How do I get horovod to install correctly in the container for distributed training?
I installed horovod with the command:
$ pip install horovod
I then did the following
import pyarrow.tensorflow as tf
import horovod.tensorflow as hvd
Traceback (most recent call last):
File "<stdin>", line 1, in <module>
File "/opt/intel/oneapi/intelpython/python3.7/lib/python3.7/site-packages/horovod/tensorflow/__init__.py", line 24, in <module>
check_extension('horovod.tensorflow', 'HOROVOD_WITH_TENSORFLOW', __file__, 'mpi_lib')
File "/opt/intel/oneapi/intelpython/python3.7/lib/python3.7/site-packages/horovod/common/util.py", line 56, in check_extension
ext_name, full_path, ext_env_var
ImportError: Extension horovod.tensorflow has not been built: /opt/intel/oneapi/intelpython/python3.7/lib/python3.7/site-packages/horovod/tensorflow/mpi_lib.cpython-37m-x86_64-linux-gnu.so not found
If this is not expected, reinstall Horovod with HOROVOD_WITH_TENSORFLOW=1 to debug the build error.
I reinstalled horovod with HOROVOD_WITH_TENSORFLOW=1 but still got the same error message.
It would be great if you could provide horovod built with Intel MPI pre-installed in the container.
Could you let us know the following details.
1)Which is the container you are using are you building your custom docker image?
2)Which is the version of tensorflow you are using?
3)Are you using intel distributions of tensorflow as well as python.
1) I am using the Dockerfile from https://github.com/intel/oneapi-containers/tree/master/images/docker/dlfdkit-devel-ubuntu18.04
2) I was using the version in the container pyarrow.tensorflow I would like to use a version 1.x, but also interested in TensorFlow 2.x.
3) I am using the version of python in /opt/intel/oneapi/intelpython/python3.7 in the container and tensorflow from /opt/intel/oneapi/intelpython/python3.7/pkgs/ (I assume this is a version Intel TensorFlow?)
Would it be possible to update the oneAPI DL Dockerfile in the github repository to include Intel TensorFlow?

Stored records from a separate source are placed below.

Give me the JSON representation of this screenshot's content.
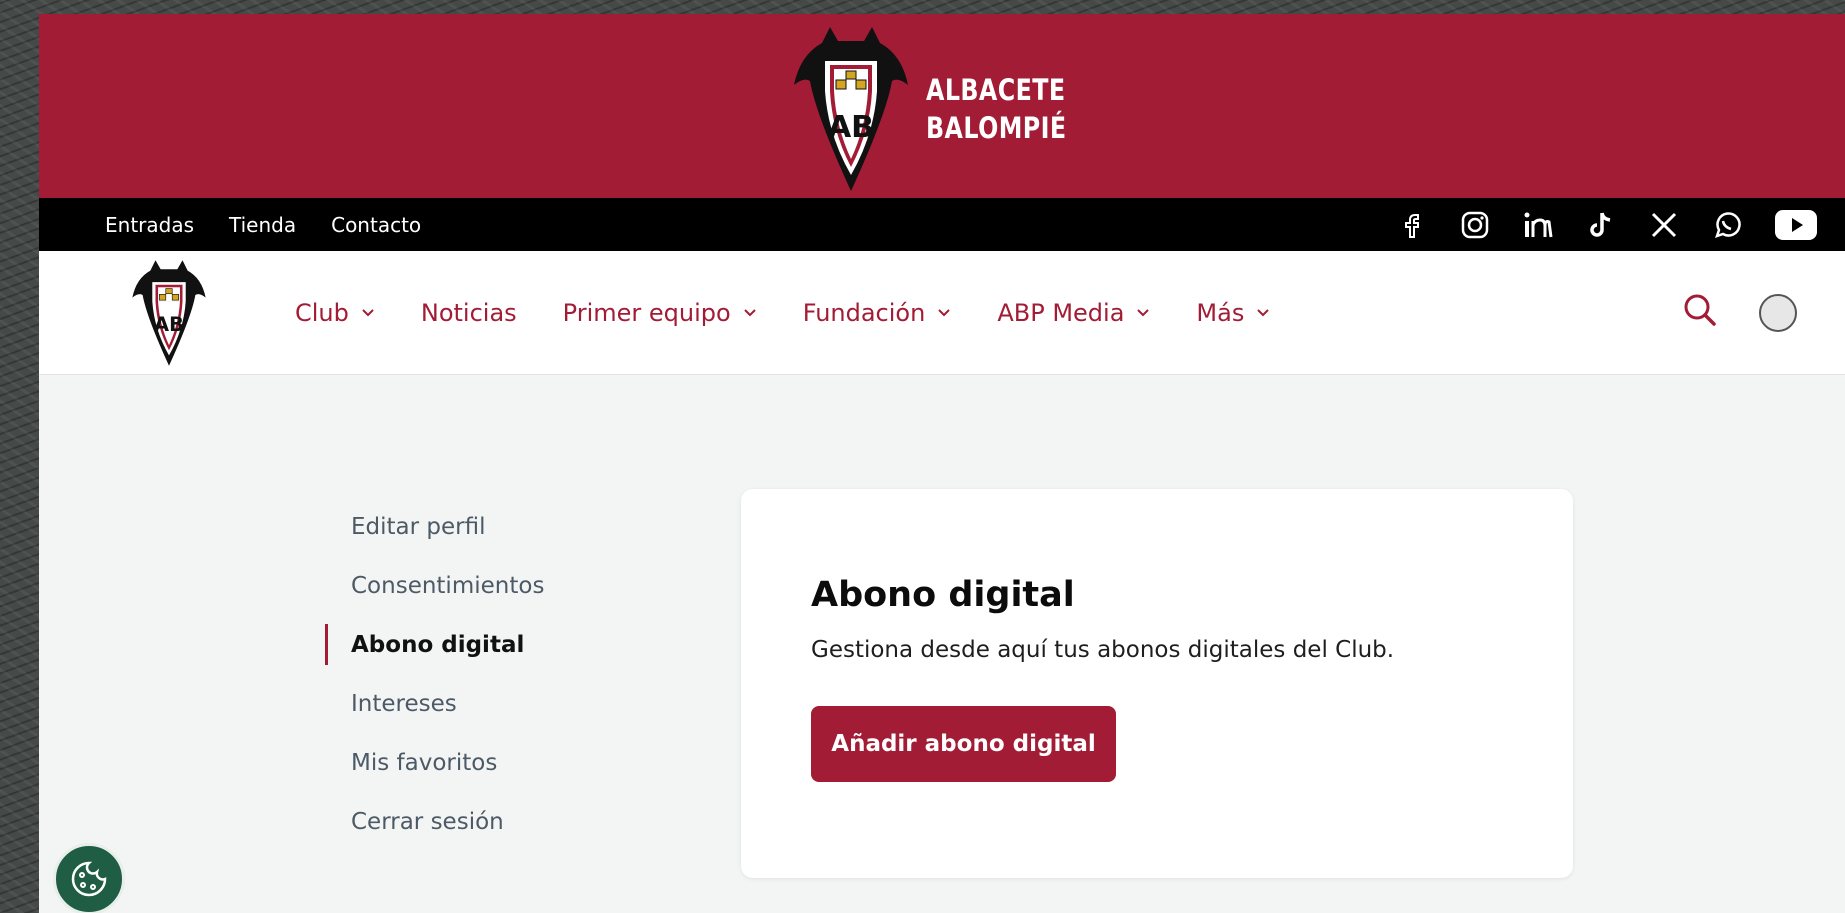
{
  "brand": {
    "wordmark_line1": "ALBACETE",
    "wordmark_line2": "BALOMPIÉ",
    "primary_color": "#a21c35"
  },
  "topbar": {
    "links": [
      "Entradas",
      "Tienda",
      "Contacto"
    ],
    "social_icons": [
      "facebook-icon",
      "instagram-icon",
      "linkedin-icon",
      "tiktok-icon",
      "x-icon",
      "whatsapp-icon",
      "youtube-icon"
    ]
  },
  "mainnav": {
    "items": [
      {
        "label": "Club",
        "dropdown": true
      },
      {
        "label": "Noticias",
        "dropdown": false
      },
      {
        "label": "Primer equipo",
        "dropdown": true
      },
      {
        "label": "Fundación",
        "dropdown": true
      },
      {
        "label": "ABP Media",
        "dropdown": true
      },
      {
        "label": "Más",
        "dropdown": true
      }
    ]
  },
  "sidebar": {
    "items": [
      {
        "label": "Editar perfil",
        "active": false
      },
      {
        "label": "Consentimientos",
        "active": false
      },
      {
        "label": "Abono digital",
        "active": true
      },
      {
        "label": "Intereses",
        "active": false
      },
      {
        "label": "Mis favoritos",
        "active": false
      },
      {
        "label": "Cerrar sesión",
        "active": false
      }
    ]
  },
  "card": {
    "title": "Abono digital",
    "description": "Gestiona desde aquí tus abonos digitales del Club.",
    "button_label": "Añadir abono digital"
  }
}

I used the python command import pyarrow.tensorflow
Regarding your query to include Intel TensorFlow in oneAPI DL Dockerfile, Intel OneAPI has a different docker image ie intel-ai-analytics-toolkit docker file(intel/oneapi-aikit), which has intel-optimised tensorflow pre-installed. PFB the link to steps for running this container.
However using horovod with inel-MPI does have issues as of now , we will be checking with SME regarding solving these. Will get back to you shortly with a response.

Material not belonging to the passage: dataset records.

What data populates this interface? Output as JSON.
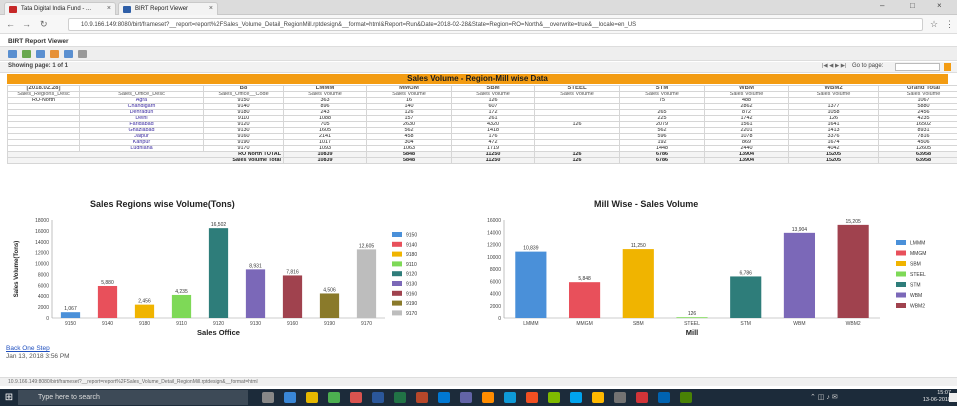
{
  "browser": {
    "tabs": [
      {
        "label": "Tata Digital India Fund - ..."
      },
      {
        "label": "BIRT Report Viewer"
      }
    ],
    "url": "10.9.166.149:8080/birt/frameset?__report=report%2FSales_Volume_Detail_RegionMill.rptdesign&__format=html&Report=Run&Date=2018-02-28&State=Region=RO=North&__overwrite=true&__locale=en_US"
  },
  "app": {
    "title": "BIRT Report Viewer",
    "pager": "Showing page: 1 of 1",
    "goto": "Go to page:"
  },
  "report": {
    "title": "Sales Volume - Region-Mill wise Data",
    "headers": [
      "[2018.02.28]",
      "",
      "",
      "B8",
      "LMMM",
      "MMGM",
      "SBM",
      "STEEL",
      "STM",
      "WBM",
      "WBM2",
      "Grand Total"
    ],
    "subheaders": [
      "Sales_Regions_Desc",
      "Sales_Office_Desc",
      "Sales_Office__Code",
      "Sales Volume",
      "Sales Volume",
      "Sales Volume",
      "Sales Volume",
      "Sales Volume",
      "Sales Volume",
      "Sales Volume",
      "Sales Volume"
    ],
    "rows": [
      [
        "RO-North",
        "Agra",
        "9150",
        "363",
        "16",
        "126",
        "",
        "75",
        "488",
        "",
        "1067"
      ],
      [
        "",
        "Chandigarh",
        "9140",
        "896",
        "140",
        "607",
        "",
        "",
        "2862",
        "1377",
        "5880"
      ],
      [
        "",
        "Dehradun",
        "9180",
        "243",
        "126",
        "172",
        "",
        "265",
        "872",
        "1058",
        "2456"
      ],
      [
        "",
        "Delhi",
        "9110",
        "1088",
        "157",
        "261",
        "",
        "225",
        "1742",
        "126",
        "4235"
      ],
      [
        "",
        "Faridabad",
        "9120",
        "705",
        "2630",
        "4320",
        "126",
        "2079",
        "1561",
        "1641",
        "16502"
      ],
      [
        "",
        "Ghaziabad",
        "9130",
        "1605",
        "562",
        "1418",
        "",
        "562",
        "2201",
        "1413",
        "8931"
      ],
      [
        "",
        "Jaipur",
        "9160",
        "2141",
        "458",
        "176",
        "",
        "596",
        "1078",
        "3376",
        "7816"
      ],
      [
        "",
        "Kanpur",
        "9190",
        "1017",
        "304",
        "472",
        "",
        "192",
        "869",
        "1674",
        "4506"
      ],
      [
        "",
        "Ludhiana",
        "9170",
        "1093",
        "1063",
        "1719",
        "",
        "1448",
        "2440",
        "4042",
        "12605"
      ]
    ],
    "total_row": {
      "label": "RO North TOTAL",
      "values": [
        "10839",
        "5848",
        "11250",
        "126",
        "6786",
        "13904",
        "15205",
        "63958"
      ]
    },
    "grand_row": {
      "label": "Sales Volume Total",
      "values": [
        "10839",
        "5848",
        "11250",
        "126",
        "6786",
        "13904",
        "15205",
        "63958"
      ]
    }
  },
  "chart_data": [
    {
      "type": "bar",
      "title": "Sales Regions wise Volume(Tons)",
      "xlabel": "Sales Office",
      "ylabel": "Sales Volume(Tons)",
      "categories": [
        "9150",
        "9140",
        "9180",
        "9110",
        "9120",
        "9130",
        "9160",
        "9190",
        "9170"
      ],
      "values": [
        1067,
        5880,
        2456,
        4235,
        16502,
        8931,
        7816,
        4506,
        12605
      ],
      "labels": [
        "1,067",
        "5,880",
        "2,456",
        "4,235",
        "16,502",
        "8,931",
        "7,816",
        "4,506",
        "12,605"
      ],
      "colors": [
        "#4a90d9",
        "#e8505b",
        "#f0b400",
        "#7ed957",
        "#2e7d7a",
        "#7b68b8",
        "#a0424e",
        "#8a7a2a",
        "#bdbdbd"
      ],
      "legend": [
        "9150",
        "9140",
        "9180",
        "9110",
        "9120",
        "9130",
        "9160",
        "9190",
        "9170"
      ],
      "ylim": [
        0,
        18000
      ],
      "yticks": [
        "0",
        "2000",
        "4000",
        "6000",
        "8000",
        "10000",
        "12000",
        "14000",
        "16000",
        "18000"
      ],
      "legend_position": "right",
      "grid": false
    },
    {
      "type": "bar",
      "title": "Mill Wise - Sales Volume",
      "xlabel": "Mill",
      "ylabel": "Sales Volume(Tons)",
      "categories": [
        "LMMM",
        "MMGM",
        "SBM",
        "STEEL",
        "STM",
        "WBM",
        "WBM2"
      ],
      "values": [
        10839,
        5848,
        11250,
        126,
        6786,
        13904,
        15205
      ],
      "labels": [
        "10,839",
        "5,848",
        "11,250",
        "126",
        "6,786",
        "13,904",
        "15,205"
      ],
      "colors": [
        "#4a90d9",
        "#e8505b",
        "#f0b400",
        "#7ed957",
        "#2e7d7a",
        "#7b68b8",
        "#a0424e"
      ],
      "legend": [
        "LMMM",
        "MMGM",
        "SBM",
        "STEEL",
        "STM",
        "WBM",
        "WBM2"
      ],
      "ylim": [
        0,
        16000
      ],
      "yticks": [
        "0",
        "2000",
        "4000",
        "6000",
        "8000",
        "10000",
        "12000",
        "14000",
        "16000"
      ],
      "legend_position": "right",
      "grid": false
    }
  ],
  "footer": {
    "back_link": "Back One Step",
    "date": "Jan 13, 2018 3:56 PM",
    "status_url": "10.9.166.149:8080/birt/frameset?__report=report%2FSales_Volume_Detail_RegionMill.rptdesign&__format=html"
  },
  "taskbar": {
    "search_placeholder": "Type here to search",
    "time": "15:07",
    "date": "13-06-2018"
  }
}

We were able to find the root cause for the error. The error was caused as horovod tried to build with CCL under tho hood, and the oneapi version of CCL is not supported in horovod.

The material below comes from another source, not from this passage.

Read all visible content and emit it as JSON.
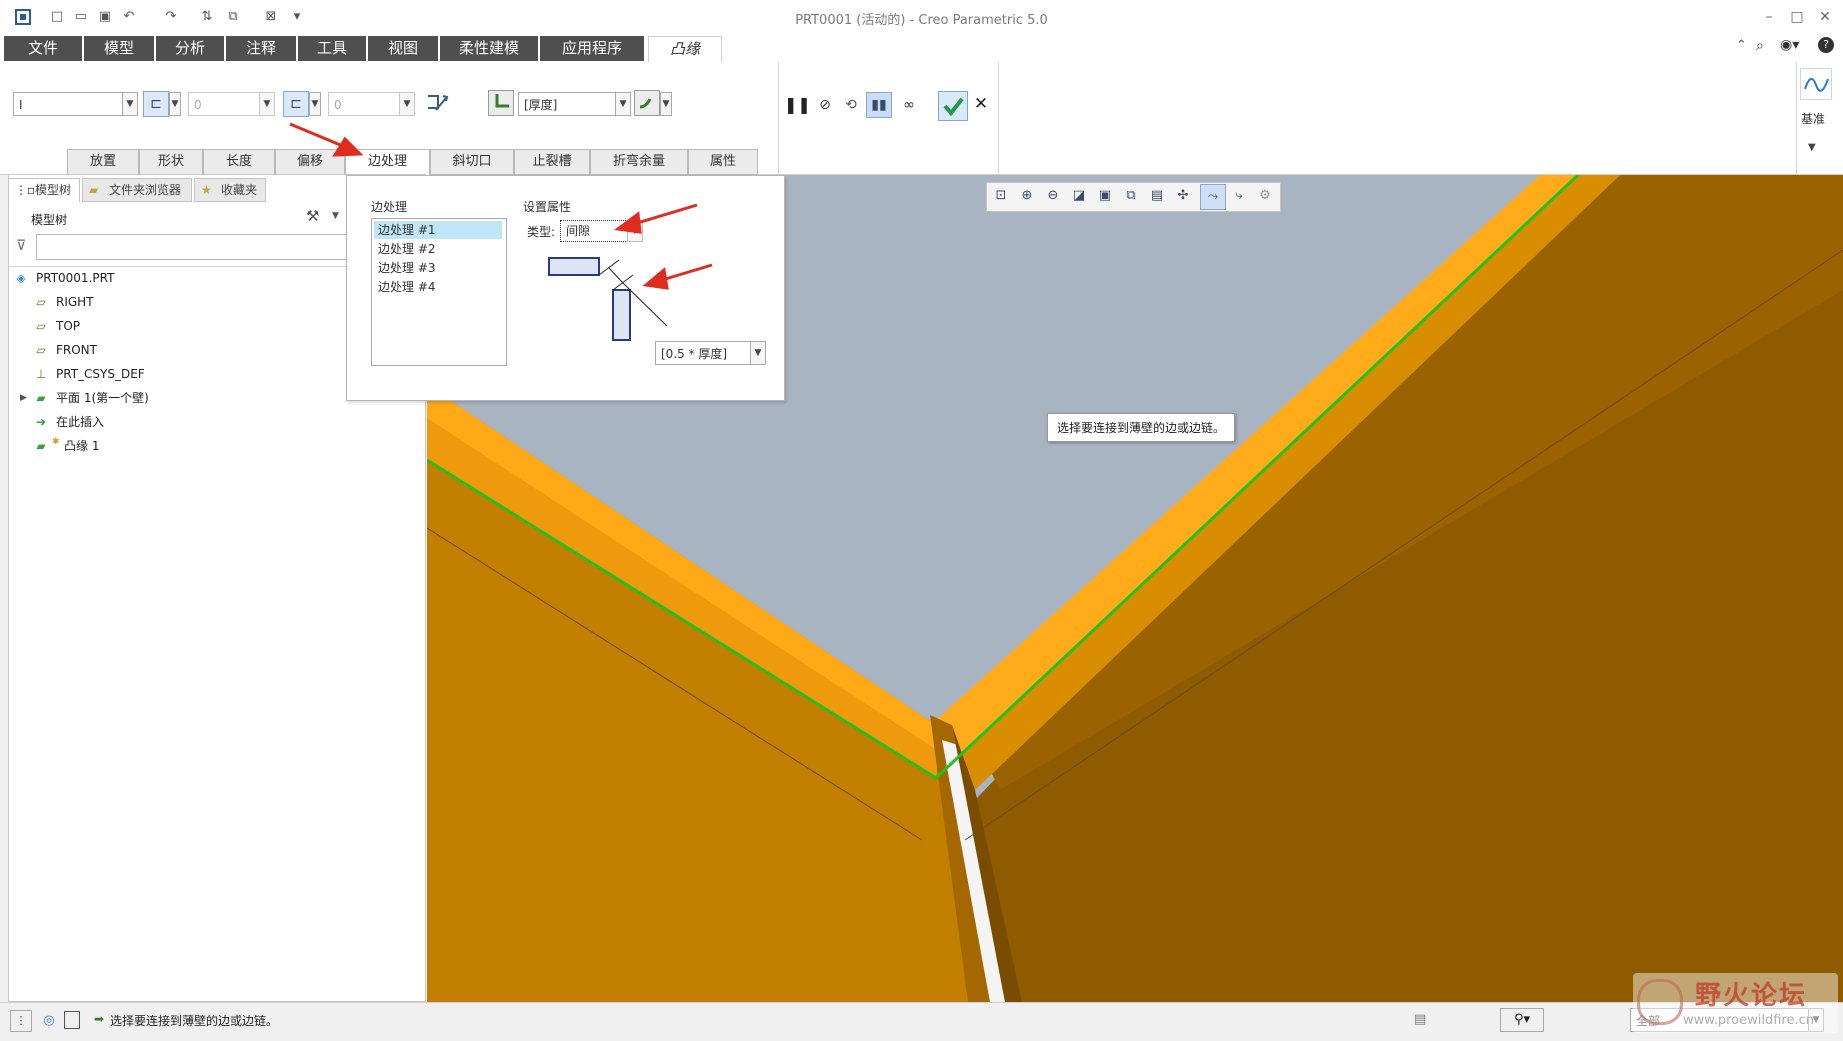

We were able to buld horovod with intelMPI outside docker container. We are looking into make it work with oneAPI docker images. Will keep you posted with further updates.
Please find instructions to use Intel® Optimizations for TensorFlow* with Open MPI* and Horovod with prebuilt container from intel by following the instructions in the below link.
With this you can use horovod with intel tensorflow without going through the hassle of fixing the installation issues.
You could also search for optimized containers and solutions from Intel from the intel oneContainer Portal. Get production-quality Docker* containers designed to meet your specific needs for HPC, AI, machine learning, IoT, media, rendering, and more.
Hope you have gone through the tensorflow+horovod container options available. Please let us know in case if you need any additional help regarding this issue.
We are assuming that the solution provided helped and would no longer be monitoring this issue. Please raise a new thread if you have further issues.